Assim, temos que o empregador organiza o trabalho do empregado; fiscaliza-o para garantir que está sendo cumprido a contento; e, em caso de infrações mais graves, pode puni-lo com sanções disciplinares. É evidente, dessa forma, que – pelo menos no âmbito privado da empresa – a subordinação do empregado ultrapassa os limites do fenômeno

jurídico.

Godinho utiliza uma definição de subordinação que, além de muito correta, pode nos auxiliar de maneira decisiva na constatação do que propomos com este tópico. Para ele:

“a subordinação corresponde ao pólo antitético e combinado do poder de direção existente no contexto da relação de emprego. Consiste, assim, na situação jurídica derivada do contrato de trabalho, pela qual o empregado comprometer- se-ia a acolher o poder de direção empresarial no modo de realização de sua prestação de serviços”60

Assim, havendo poder de direção e atuação da gerência científica na organização do trabalho e da produção, haverá relação de emprego trabalho subordinado. E havendo relação de emprego e trabalho subordinado, é necessária a intervenção do Estado, através da tutela estabelecida pelo direito do trabalho.

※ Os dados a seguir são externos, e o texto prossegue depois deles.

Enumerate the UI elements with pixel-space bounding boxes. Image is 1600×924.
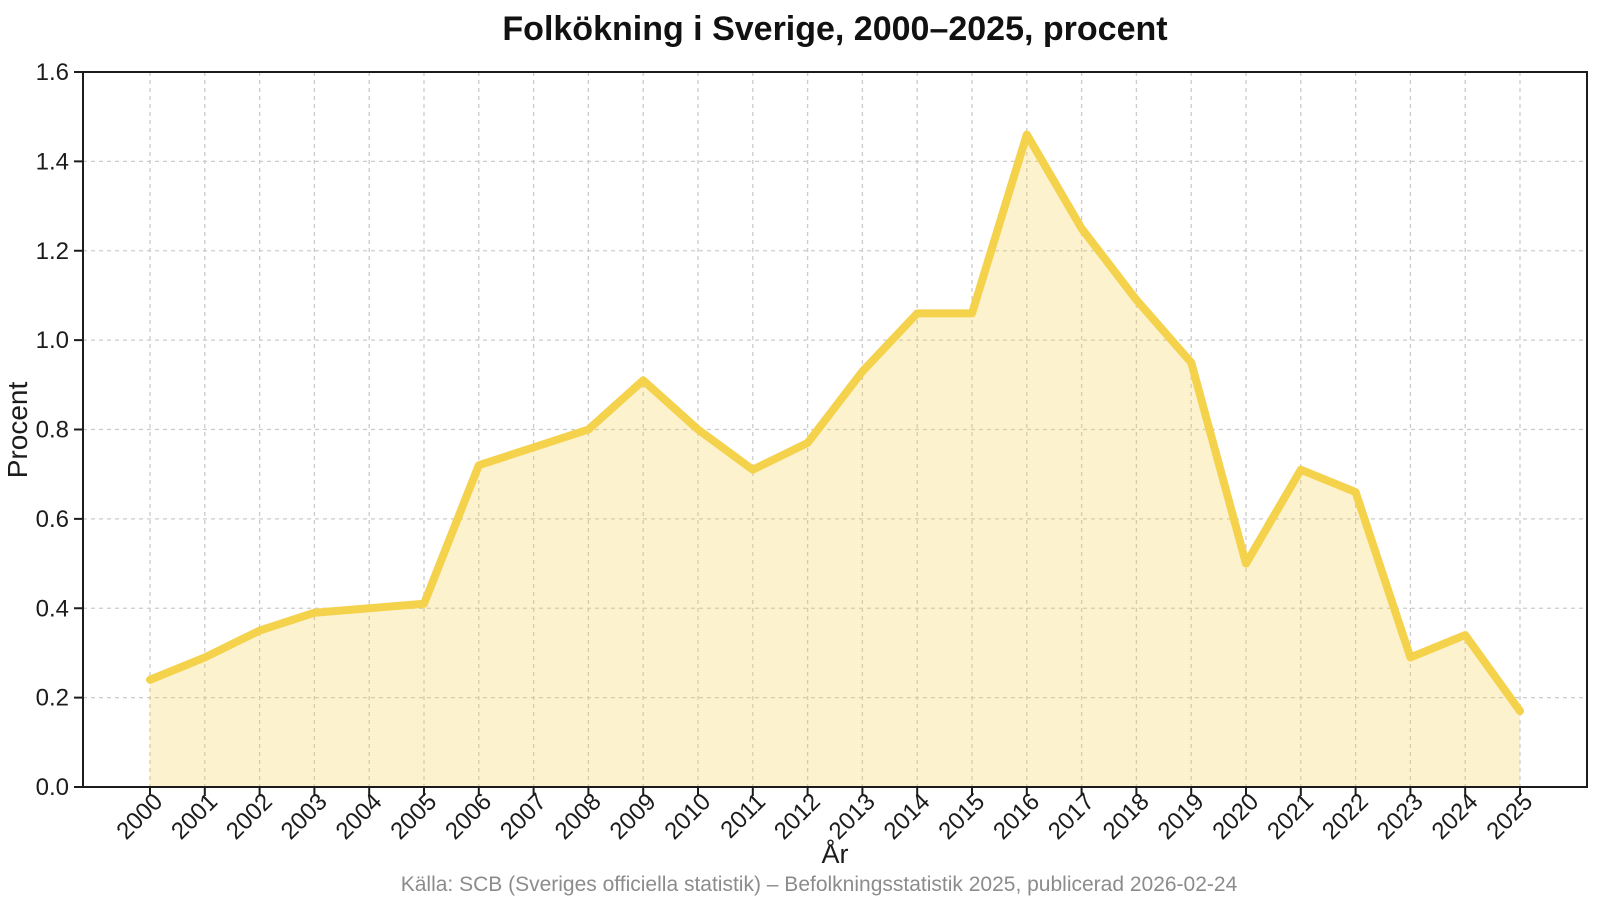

IV – A INTENSIFICAÇÃO DA EXPLORAÇÃO

Pretende-se, no presente capítulo analisar as maneiras através das quais as novas formas de gerência e organização do trabalho interferem na forma de exploração do trabalho. Afirmamos anteriormente a inerência da exploração do trabalho para o capitalismo, e agora aprofundaremos nosso estudo com a caracterização da exploração no contexto atual da forma de organização do trabalho.

Precarização, “trabalho flexível”, e subcontratação de trabalhadores. Ao enfrentar esses dilemas do direito do trabalho, devemos sempre buscar a solução que mais se aproxime da efetivação máxima dos direitos sociais. Neste contexto, a conceituação do elemento subordinação é de fundamental importância. Como elemento definidor da relação de emprego – e, consequentemente, da hipótese de incidência clássica do direito do trabalho, com toda a criação de direitos subjetivos e responsabilidades que ele enseja – é sobre a subordinação que recaem todas as espécie de mutações e deformidades a fim de descaracterizar o trabalho subordinado típico.

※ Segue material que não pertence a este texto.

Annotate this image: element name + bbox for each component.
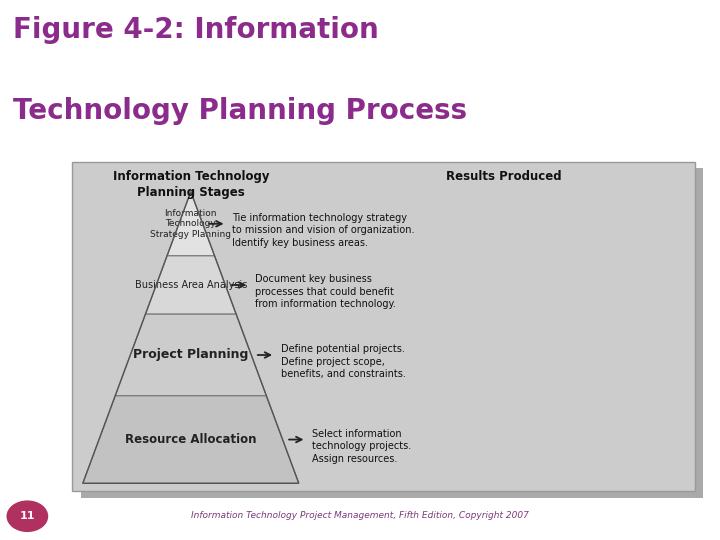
FancyBboxPatch shape: [72, 162, 695, 491]
Text: Document key business
processes that could benefit
from information technology.: Document key business processes that cou…: [255, 274, 396, 309]
Circle shape: [7, 501, 48, 531]
Polygon shape: [115, 314, 266, 396]
Text: Resource Allocation: Resource Allocation: [125, 433, 256, 446]
Text: Project Planning: Project Planning: [133, 348, 248, 361]
Text: Information
Technology
Strategy Planning: Information Technology Strategy Planning: [150, 209, 231, 239]
Polygon shape: [145, 256, 236, 314]
Text: Information Technology Project Management, Fifth Edition, Copyright 2007: Information Technology Project Managemen…: [191, 511, 529, 520]
Polygon shape: [167, 192, 215, 256]
Text: Tie information technology strategy
to mission and vision of organization.
Ident: Tie information technology strategy to m…: [233, 213, 415, 248]
Text: Technology Planning Process: Technology Planning Process: [13, 97, 467, 125]
Text: Information Technology
Planning Stages: Information Technology Planning Stages: [112, 170, 269, 199]
Text: 11: 11: [19, 511, 35, 521]
Text: Figure 4-2: Information: Figure 4-2: Information: [13, 16, 379, 44]
Polygon shape: [83, 396, 299, 483]
FancyBboxPatch shape: [81, 168, 703, 498]
Text: Select information
technology projects.
Assign resources.: Select information technology projects. …: [312, 429, 411, 463]
Text: Business Area Analysis: Business Area Analysis: [135, 280, 247, 290]
Text: Define potential projects.
Define project scope,
benefits, and constraints.: Define potential projects. Define projec…: [281, 344, 405, 379]
Text: Results Produced: Results Produced: [446, 170, 562, 183]
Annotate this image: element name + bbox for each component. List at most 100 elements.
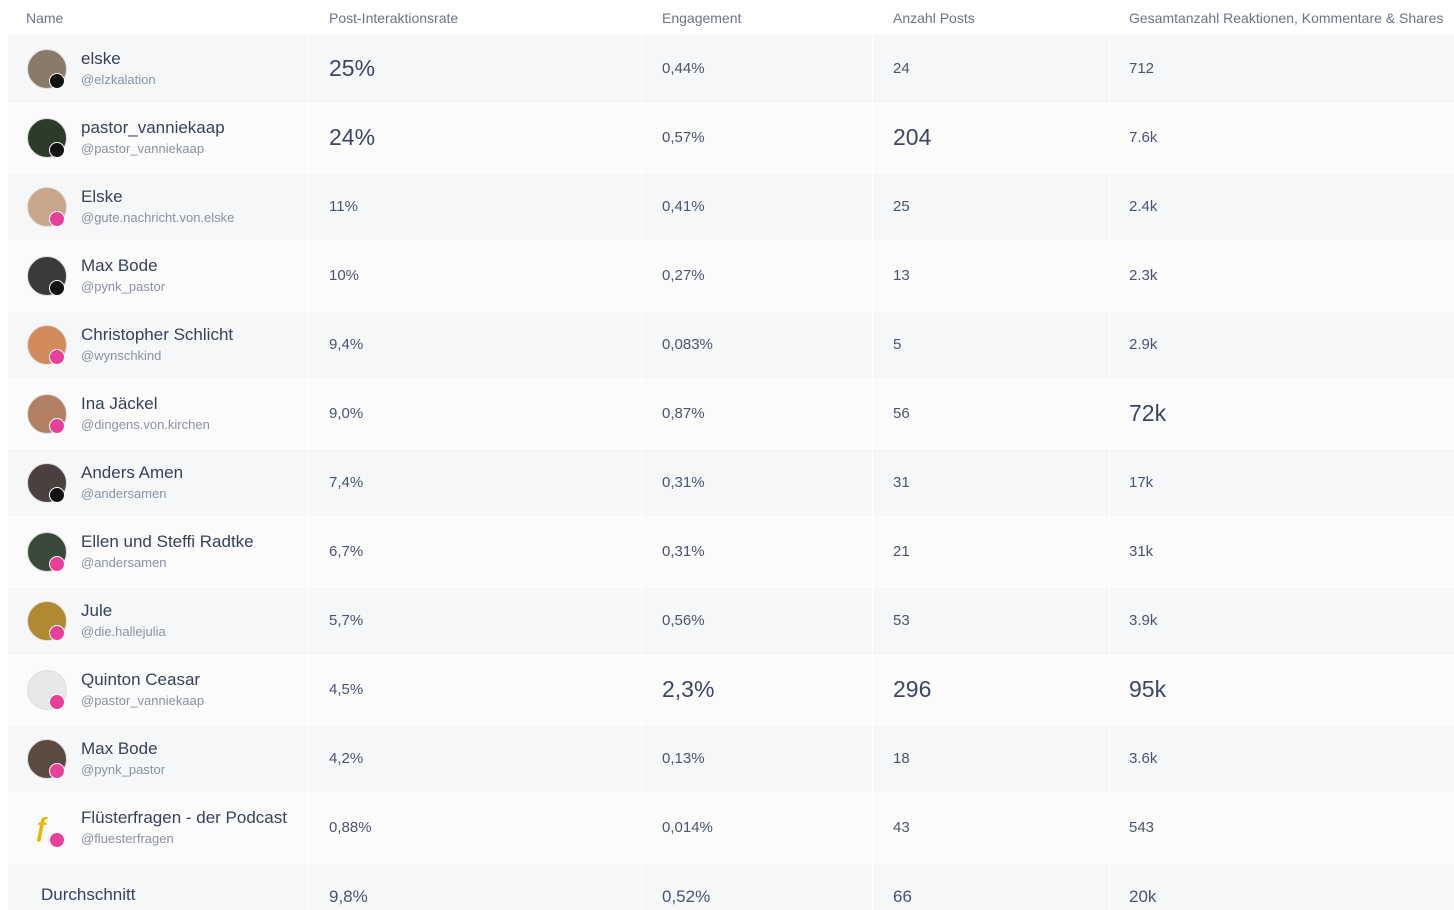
cell-value: 31k [1129, 543, 1153, 560]
cell-value: 53 [893, 612, 910, 629]
cell-value: 543 [1129, 819, 1154, 836]
cell-value: 21 [893, 543, 910, 560]
profile-name: Ina Jäckel [81, 394, 158, 414]
column-divider [641, 656, 642, 724]
platform-badge [49, 625, 65, 641]
column-divider [1109, 656, 1110, 724]
platform-badge [49, 211, 65, 227]
column-divider [872, 242, 873, 310]
table-row: Jule@die.hallejulia5,7%0,56%533.9k [8, 587, 1454, 655]
profile-name: Anders Amen [81, 463, 183, 483]
column-divider [1109, 173, 1110, 241]
profile-name: Christopher Schlicht [81, 325, 233, 345]
column-divider [872, 35, 873, 103]
cell-value: 0,88% [329, 819, 372, 836]
column-divider [308, 725, 309, 793]
profile-handle: @andersamen [81, 486, 166, 501]
cell-value: 0,87% [662, 405, 705, 422]
cell-value: 0,57% [662, 129, 705, 146]
profile-handle: @pynk_pastor [81, 279, 165, 294]
profile-name: Jule [81, 601, 112, 621]
column-divider [308, 242, 309, 310]
cell-value: 56 [893, 405, 910, 422]
column-divider [308, 863, 309, 910]
cell-value: 0,31% [662, 474, 705, 491]
column-divider [872, 104, 873, 172]
profile-name: Max Bode [81, 256, 158, 276]
platform-badge [49, 280, 65, 296]
cell-value: 72k [1129, 400, 1166, 427]
cell-value: 5 [893, 336, 901, 353]
cell-value: 95k [1129, 676, 1166, 703]
cell-value: 3.6k [1129, 750, 1157, 767]
cell-value: 0,31% [662, 543, 705, 560]
profile-name: Elske [81, 187, 123, 207]
column-divider [308, 35, 309, 103]
platform-badge [49, 556, 65, 572]
table-row: Ina Jäckel@dingens.von.kirchen9,0%0,87%5… [8, 380, 1454, 448]
cell-value: 0,56% [662, 612, 705, 629]
cell-value: 10% [329, 267, 359, 284]
column-header: Gesamtanzahl Reaktionen, Kommentare & Sh… [1129, 10, 1443, 26]
column-header: Post-Interaktionsrate [329, 10, 458, 26]
column-divider [872, 380, 873, 448]
column-divider [1109, 725, 1110, 793]
column-divider [1109, 311, 1110, 379]
column-divider [641, 725, 642, 793]
profile-handle: @dingens.von.kirchen [81, 417, 210, 432]
column-divider [308, 173, 309, 241]
column-header: Anzahl Posts [893, 10, 975, 26]
column-divider [641, 173, 642, 241]
cell-value: 204 [893, 124, 931, 151]
cell-value: 13 [893, 267, 910, 284]
cell-value: 25 [893, 198, 910, 215]
platform-badge [49, 73, 65, 89]
table-row: ƒFlüsterfragen - der Podcast@fluesterfra… [8, 794, 1454, 862]
column-divider [872, 311, 873, 379]
cell-value: 24% [329, 124, 375, 151]
profile-handle: @elzkalation [81, 72, 156, 87]
platform-badge [49, 142, 65, 158]
cell-value: 296 [893, 676, 931, 703]
cell-value: 3.9k [1129, 612, 1157, 629]
cell-value: 24 [893, 60, 910, 77]
cell-value: 7.6k [1129, 129, 1157, 146]
column-divider [1109, 794, 1110, 862]
profile-handle: @wynschkind [81, 348, 161, 363]
profile-name: Quinton Ceasar [81, 670, 200, 690]
cell-value: 0,41% [662, 198, 705, 215]
column-divider [641, 311, 642, 379]
cell-value: 4,2% [329, 750, 363, 767]
cell-value: 0,44% [662, 60, 705, 77]
profile-handle: @pastor_vanniekaap [81, 693, 204, 708]
column-divider [641, 863, 642, 910]
column-divider [308, 449, 309, 517]
column-divider [1109, 104, 1110, 172]
profile-handle: @andersamen [81, 555, 166, 570]
profile-name: Flüsterfragen - der Podcast [81, 808, 287, 828]
column-divider [308, 380, 309, 448]
column-divider [872, 518, 873, 586]
column-divider [872, 794, 873, 862]
column-divider [1109, 863, 1110, 910]
column-divider [872, 173, 873, 241]
cell-value: 0,13% [662, 750, 705, 767]
cell-value: 0,27% [662, 267, 705, 284]
profile-name: Max Bode [81, 739, 158, 759]
cell-value: 5,7% [329, 612, 363, 629]
cell-value: 2.4k [1129, 198, 1157, 215]
average-label: Durchschnitt [41, 885, 135, 905]
platform-badge [49, 487, 65, 503]
profile-handle: @fluesterfragen [81, 831, 174, 846]
column-divider [1109, 35, 1110, 103]
platform-badge [49, 763, 65, 779]
table-row: Ellen und Steffi Radtke@andersamen6,7%0,… [8, 518, 1454, 586]
cell-value: 11% [329, 198, 358, 215]
profile-name: elske [81, 49, 121, 69]
column-divider [641, 104, 642, 172]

Das diversas formas de descaracterização do empregado típico, ganha mais espaço a que elimina a subordinação. Assim é que é cediço, tanto na doutrina quanto na jurisprudência, que qualquer fraude contra os direitos dos trabalhadores não se sustenta caso reste caracterizada a presença da subordinação. Percebe-se, assim, que não havendo subordinação, praticamente não há direito do trabalho. A questão, todavia, é mais complexa. Isso porque, conforme já fora dito, o trabalho subordinado se justifica na medida em que submete a prestação de serviços ao poder de organização, fiscalização, controle, enfim, ao poder de direção do empregador, o modo como ele dirige os fatores de produção que tem à sua disposição, no sentido de melhor realizar sua atividade econômica, em proveito de si ou de sua empresa. Acabar com o trabalho subordinado praticamente implica acabar com o poder que o dono dos meios de produção tem sobre tais meios, ou sobre o principal fator que transforma esses meios em produção, qual seja, o trabalho humano.

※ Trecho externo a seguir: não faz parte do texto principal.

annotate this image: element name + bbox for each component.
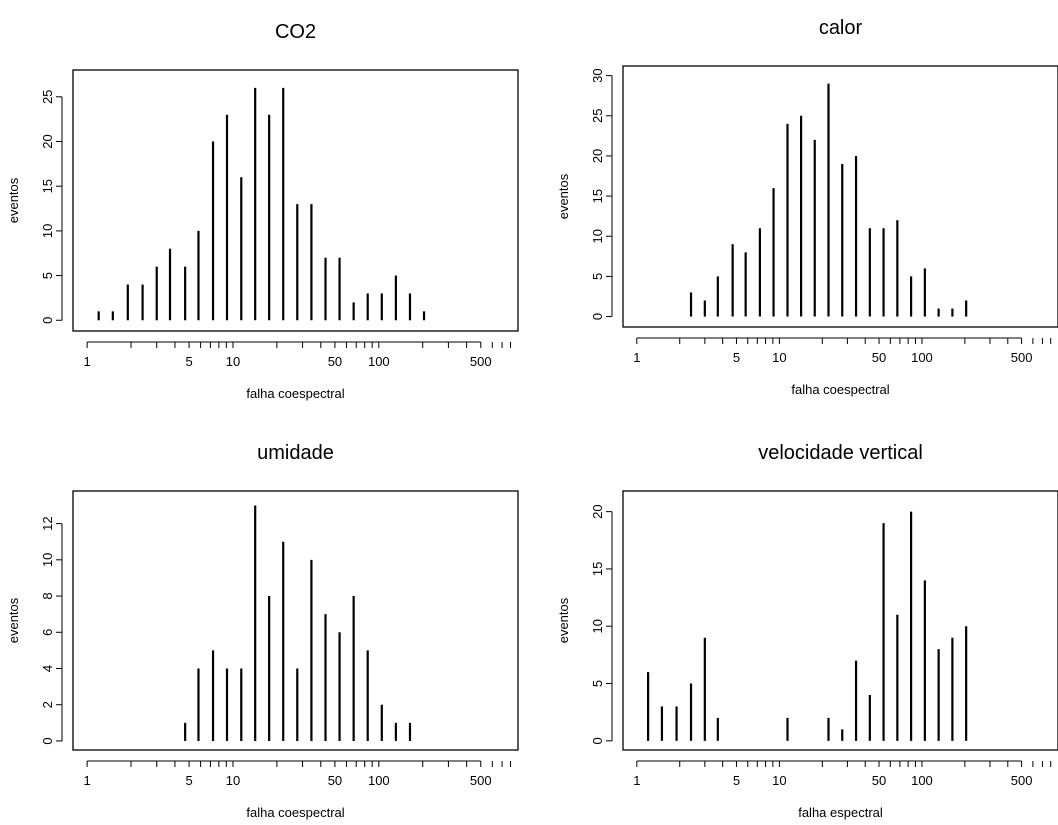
y-tick-label: 30 [590, 68, 605, 82]
y-tick-label: 20 [590, 149, 605, 163]
y-tick-label: 20 [590, 504, 605, 518]
x-tick-label: 1 [633, 350, 640, 365]
x-tick-label: 10 [772, 350, 786, 365]
x-tick-label: 1 [84, 354, 91, 369]
y-tick-label: 15 [590, 189, 605, 203]
x-tick-label: 5 [185, 773, 192, 788]
x-tick-label: 5 [733, 350, 740, 365]
chart-title: calor [819, 17, 863, 39]
y-tick-label: 5 [590, 273, 605, 280]
chart-panel-3: umidade 1 5 10 50 100 500 0 2 4 6 8 10 12 falha coespe… [6, 442, 519, 820]
x-tick-label: 5 [185, 354, 192, 369]
x-tick-label: 500 [470, 354, 492, 369]
x-tick-label: 10 [226, 354, 240, 369]
x-axis-label: falha coespectral [246, 805, 344, 820]
x-tick-label: 10 [772, 773, 786, 788]
plot-frame [622, 490, 1058, 751]
x-tick-label: 100 [368, 773, 390, 788]
plot-frame [72, 69, 519, 332]
y-tick-label: 10 [40, 224, 55, 238]
y-tick-label: 20 [40, 134, 55, 148]
x-tick-label: 50 [328, 354, 342, 369]
y-tick-label: 5 [590, 680, 605, 687]
x-tick-label: 100 [368, 354, 390, 369]
y-tick-label: 8 [40, 592, 55, 599]
y-tick-label: 0 [590, 737, 605, 744]
plot-frame [622, 65, 1058, 328]
y-tick-label: 5 [40, 272, 55, 279]
y-tick-label: 2 [40, 701, 55, 708]
y-axis-label: eventos [6, 597, 21, 643]
x-tick-label: 500 [1011, 773, 1033, 788]
y-axis-label: eventos [556, 597, 571, 643]
x-tick-label: 100 [911, 773, 933, 788]
x-axis-label: falha coespectral [246, 386, 344, 401]
y-tick-label: 15 [40, 179, 55, 193]
y-axis-label: eventos [556, 173, 571, 219]
x-tick-label: 50 [328, 773, 342, 788]
x-tick-label: 1 [84, 773, 91, 788]
x-tick-label: 100 [911, 350, 933, 365]
x-axis-label: falha coespectral [791, 382, 889, 397]
y-tick-label: 10 [590, 229, 605, 243]
y-tick-label: 0 [40, 317, 55, 324]
plot-frame [72, 490, 519, 751]
x-tick-label: 5 [733, 773, 740, 788]
y-axis-label: eventos [6, 177, 21, 223]
y-tick-label: 10 [40, 553, 55, 567]
y-tick-label: 15 [590, 562, 605, 576]
chart-title: CO2 [275, 21, 316, 43]
y-tick-label: 0 [590, 313, 605, 320]
x-tick-label: 1 [633, 773, 640, 788]
y-tick-label: 4 [40, 665, 55, 672]
x-tick-label: 50 [872, 350, 886, 365]
y-tick-label: 25 [40, 90, 55, 104]
y-tick-label: 10 [590, 619, 605, 633]
y-tick-label: 0 [40, 737, 55, 744]
y-tick-label: 12 [40, 516, 55, 530]
y-tick-label: 6 [40, 629, 55, 636]
x-tick-label: 500 [470, 773, 492, 788]
chart-title: velocidade vertical [758, 442, 923, 464]
x-tick-label: 500 [1011, 350, 1033, 365]
y-tick-label: 25 [590, 109, 605, 123]
x-axis-label: falha espectral [798, 805, 883, 820]
x-tick-label: 10 [226, 773, 240, 788]
x-tick-label: 50 [872, 773, 886, 788]
chart-title: umidade [257, 442, 334, 464]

Percebe-se, portanto, que ainda que a forma de organização do trabalho e da produção tenha mudado, não dá para “apagar” todo e qualquer traço da subordinação nas

relações de trabalho típicas. Assim, parece-nos praticamente inata às relações de compra e venda de mão de obra, das relações de exploração da força de trabalho humana, a existência de dependência ou subordinação do empregado para com o empregador.